Le réveillon du Nouvel An est arrivé en un clin d'œil.

Su Fuliu et Feng Muting se rendirent tôt dans les cuisines impériales pour se mettre au travail.

Xie Chen et Su Yan les ont également accompagnés.

Su Fuliu demanda à Feng Muting de préparer le poisson, mais Feng Muting prit un couperet et s'apprêtait à le couper lorsque Su Fuliu le remarqua à temps et l'arrêta : « Tinglang, arrête ! Oh là là, tu as encore oublié, c'est comme ça qu'on tue un poisson ? »

Feng Muting marqua une pause, puis se remémora soigneusement ce qui s'était passé, et esquissa aussitôt un sourire gêné : « Je me souviens maintenant, je me souviens maintenant, il a fallu d'abord enlever les écailles, puis ouvrir le ventre, et enfin retirer les branchies, n'est-ce pas ? »

« Oui, oui, tu t'en es enfin souvenue.

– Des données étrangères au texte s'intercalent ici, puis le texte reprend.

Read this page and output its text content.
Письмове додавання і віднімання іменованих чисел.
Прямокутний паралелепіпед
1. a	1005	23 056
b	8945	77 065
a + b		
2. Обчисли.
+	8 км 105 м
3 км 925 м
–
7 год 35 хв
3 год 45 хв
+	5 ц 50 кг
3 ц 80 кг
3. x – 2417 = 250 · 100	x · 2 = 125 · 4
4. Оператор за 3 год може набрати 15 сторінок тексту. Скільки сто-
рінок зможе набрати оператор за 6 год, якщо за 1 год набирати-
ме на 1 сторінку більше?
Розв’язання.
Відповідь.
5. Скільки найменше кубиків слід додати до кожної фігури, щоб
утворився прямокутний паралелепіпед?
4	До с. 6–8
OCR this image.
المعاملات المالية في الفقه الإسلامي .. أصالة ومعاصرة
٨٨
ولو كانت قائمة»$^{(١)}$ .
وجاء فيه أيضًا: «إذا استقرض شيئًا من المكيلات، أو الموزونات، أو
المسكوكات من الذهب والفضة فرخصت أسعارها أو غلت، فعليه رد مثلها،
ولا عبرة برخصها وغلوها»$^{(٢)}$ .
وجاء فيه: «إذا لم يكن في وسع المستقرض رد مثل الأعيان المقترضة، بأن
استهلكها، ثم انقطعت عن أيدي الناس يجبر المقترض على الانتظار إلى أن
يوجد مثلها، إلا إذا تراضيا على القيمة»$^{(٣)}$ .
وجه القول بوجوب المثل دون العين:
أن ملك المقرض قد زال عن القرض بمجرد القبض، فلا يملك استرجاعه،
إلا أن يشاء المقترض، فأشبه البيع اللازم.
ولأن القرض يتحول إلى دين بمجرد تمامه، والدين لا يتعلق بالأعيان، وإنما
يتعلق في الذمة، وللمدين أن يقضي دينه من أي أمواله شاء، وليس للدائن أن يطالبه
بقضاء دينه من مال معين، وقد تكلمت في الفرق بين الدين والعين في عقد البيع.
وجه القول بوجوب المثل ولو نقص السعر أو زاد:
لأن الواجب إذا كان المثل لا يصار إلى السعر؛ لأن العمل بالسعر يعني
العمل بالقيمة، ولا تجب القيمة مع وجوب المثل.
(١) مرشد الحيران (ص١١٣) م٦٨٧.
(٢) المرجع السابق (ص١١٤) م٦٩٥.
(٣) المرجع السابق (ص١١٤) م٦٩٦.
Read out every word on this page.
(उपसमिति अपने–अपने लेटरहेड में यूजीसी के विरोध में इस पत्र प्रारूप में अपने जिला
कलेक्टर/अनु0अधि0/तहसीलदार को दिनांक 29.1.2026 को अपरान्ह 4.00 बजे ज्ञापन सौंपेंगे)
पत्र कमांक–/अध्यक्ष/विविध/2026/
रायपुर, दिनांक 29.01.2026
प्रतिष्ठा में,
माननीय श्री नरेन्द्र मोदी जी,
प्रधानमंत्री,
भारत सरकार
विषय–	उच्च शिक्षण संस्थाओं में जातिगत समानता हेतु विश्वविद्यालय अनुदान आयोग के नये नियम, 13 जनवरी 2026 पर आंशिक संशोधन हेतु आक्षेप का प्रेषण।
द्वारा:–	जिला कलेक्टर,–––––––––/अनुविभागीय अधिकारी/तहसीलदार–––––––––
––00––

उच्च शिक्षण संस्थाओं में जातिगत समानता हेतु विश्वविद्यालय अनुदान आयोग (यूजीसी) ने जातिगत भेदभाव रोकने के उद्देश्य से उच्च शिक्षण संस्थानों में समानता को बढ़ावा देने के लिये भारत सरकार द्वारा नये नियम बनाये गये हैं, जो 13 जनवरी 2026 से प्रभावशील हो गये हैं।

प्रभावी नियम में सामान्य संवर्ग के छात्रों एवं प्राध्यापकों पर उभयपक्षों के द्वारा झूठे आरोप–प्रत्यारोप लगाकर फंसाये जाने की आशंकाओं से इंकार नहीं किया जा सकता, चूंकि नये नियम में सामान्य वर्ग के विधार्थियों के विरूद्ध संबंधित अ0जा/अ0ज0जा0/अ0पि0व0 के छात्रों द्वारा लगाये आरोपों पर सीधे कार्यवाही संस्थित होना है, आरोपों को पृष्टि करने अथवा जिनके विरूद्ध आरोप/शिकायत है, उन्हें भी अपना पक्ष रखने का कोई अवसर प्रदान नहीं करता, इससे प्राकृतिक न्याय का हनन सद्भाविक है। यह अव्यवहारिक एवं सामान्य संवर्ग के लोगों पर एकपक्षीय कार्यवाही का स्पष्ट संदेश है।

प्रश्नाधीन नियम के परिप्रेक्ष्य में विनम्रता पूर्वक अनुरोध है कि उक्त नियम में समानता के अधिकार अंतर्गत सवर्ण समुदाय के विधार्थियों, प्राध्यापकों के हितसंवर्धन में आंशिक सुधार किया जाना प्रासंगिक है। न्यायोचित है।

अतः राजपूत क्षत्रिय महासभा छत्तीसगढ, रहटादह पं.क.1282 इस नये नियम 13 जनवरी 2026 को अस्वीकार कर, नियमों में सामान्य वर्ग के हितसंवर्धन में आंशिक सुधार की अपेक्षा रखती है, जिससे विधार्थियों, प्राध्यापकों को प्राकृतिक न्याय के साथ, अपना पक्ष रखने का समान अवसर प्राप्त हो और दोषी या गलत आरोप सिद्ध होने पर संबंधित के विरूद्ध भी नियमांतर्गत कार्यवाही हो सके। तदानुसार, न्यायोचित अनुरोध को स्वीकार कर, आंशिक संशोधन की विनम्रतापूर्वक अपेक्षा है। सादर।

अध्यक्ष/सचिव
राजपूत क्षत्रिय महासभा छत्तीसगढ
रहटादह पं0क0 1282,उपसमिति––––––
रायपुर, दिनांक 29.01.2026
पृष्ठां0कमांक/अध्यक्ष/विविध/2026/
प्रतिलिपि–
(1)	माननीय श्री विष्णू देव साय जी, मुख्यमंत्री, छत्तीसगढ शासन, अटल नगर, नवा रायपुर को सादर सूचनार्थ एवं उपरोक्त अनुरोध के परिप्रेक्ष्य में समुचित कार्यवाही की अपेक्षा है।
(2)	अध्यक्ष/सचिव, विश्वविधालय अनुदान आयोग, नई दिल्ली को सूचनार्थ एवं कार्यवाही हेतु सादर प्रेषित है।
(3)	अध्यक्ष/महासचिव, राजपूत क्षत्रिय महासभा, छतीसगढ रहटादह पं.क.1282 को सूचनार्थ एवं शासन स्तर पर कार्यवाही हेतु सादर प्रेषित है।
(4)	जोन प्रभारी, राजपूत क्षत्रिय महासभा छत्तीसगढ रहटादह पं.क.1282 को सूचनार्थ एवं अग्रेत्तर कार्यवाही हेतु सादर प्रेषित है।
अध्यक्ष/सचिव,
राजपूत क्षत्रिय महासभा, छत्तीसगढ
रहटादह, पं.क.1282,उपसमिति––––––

Mais fais attention, ne te coupe pas le doigt comme la dernière fois », a averti Su Fuliu.

« Ne t'inquiète pas, Liu Bao, je ferai très attention cette fois-ci », dit Feng Muting avec assurance.

Mais après avoir tué le poisson, Feng Muting eut six doigts coupés sur dix.

« Tsk. » Su Fuliu fronça les sourcils, le regardant avec un mélange de chagrin, d'amusement et d'impuissance. « Tinglang n'avait-il pas dit que cette fois-ci il n'y aurait aucun problème ? Comment se fait-il que ce soit pire que la dernière fois ? La dernière fois, il n'avait au moins qu'une seule coupure, mais cette fois-ci, il en a six. Je n'arrive même pas à les suivre ! »

Su Yan s'écarta, riant sous cape, mais fut immédiatement réduit au silence par un regard noir de Feng Muting.

"Frère, allons laver nos légumes."

Pendant qu’il parlait, Xie Chen entraîna Su Yan à l’écart, de peur que Su Yan ne puisse pas rire même s’il le voulait, ou qu’il ne soit fusillé du regard par Feng Muting s’il le faisait.

Ils s'écartèrent, laissant Feng Muting se faire réprimander par Su Fuliu.

Feng Muting restait là, l'air d'un enfant pris en faute. Su Fuliu soignait sa blessure au doigt tout en le réprimandant : « Tinglang, tu ne m'aides pas du tout, tu aggraves la situation. »

Feng Muting fit la moue : « Moi, au moins, j'ai bien nettoyé le poisson. »

« Oui, tout est réglé. Si vous ne l'aviez pas fait correctement, vous n'auriez pas eu assez de doigts pour vous couper. »

"..."

« Bon, maintenant Tinglang reste là sans rien faire, il n'a qu'à regarder », a déclaré Su Fuliu après avoir soigné sa blessure.

« Liu Bao, je ne sais pas comment tuer le poisson, mais je sais couper les légumes », répondit rapidement Feng Muting.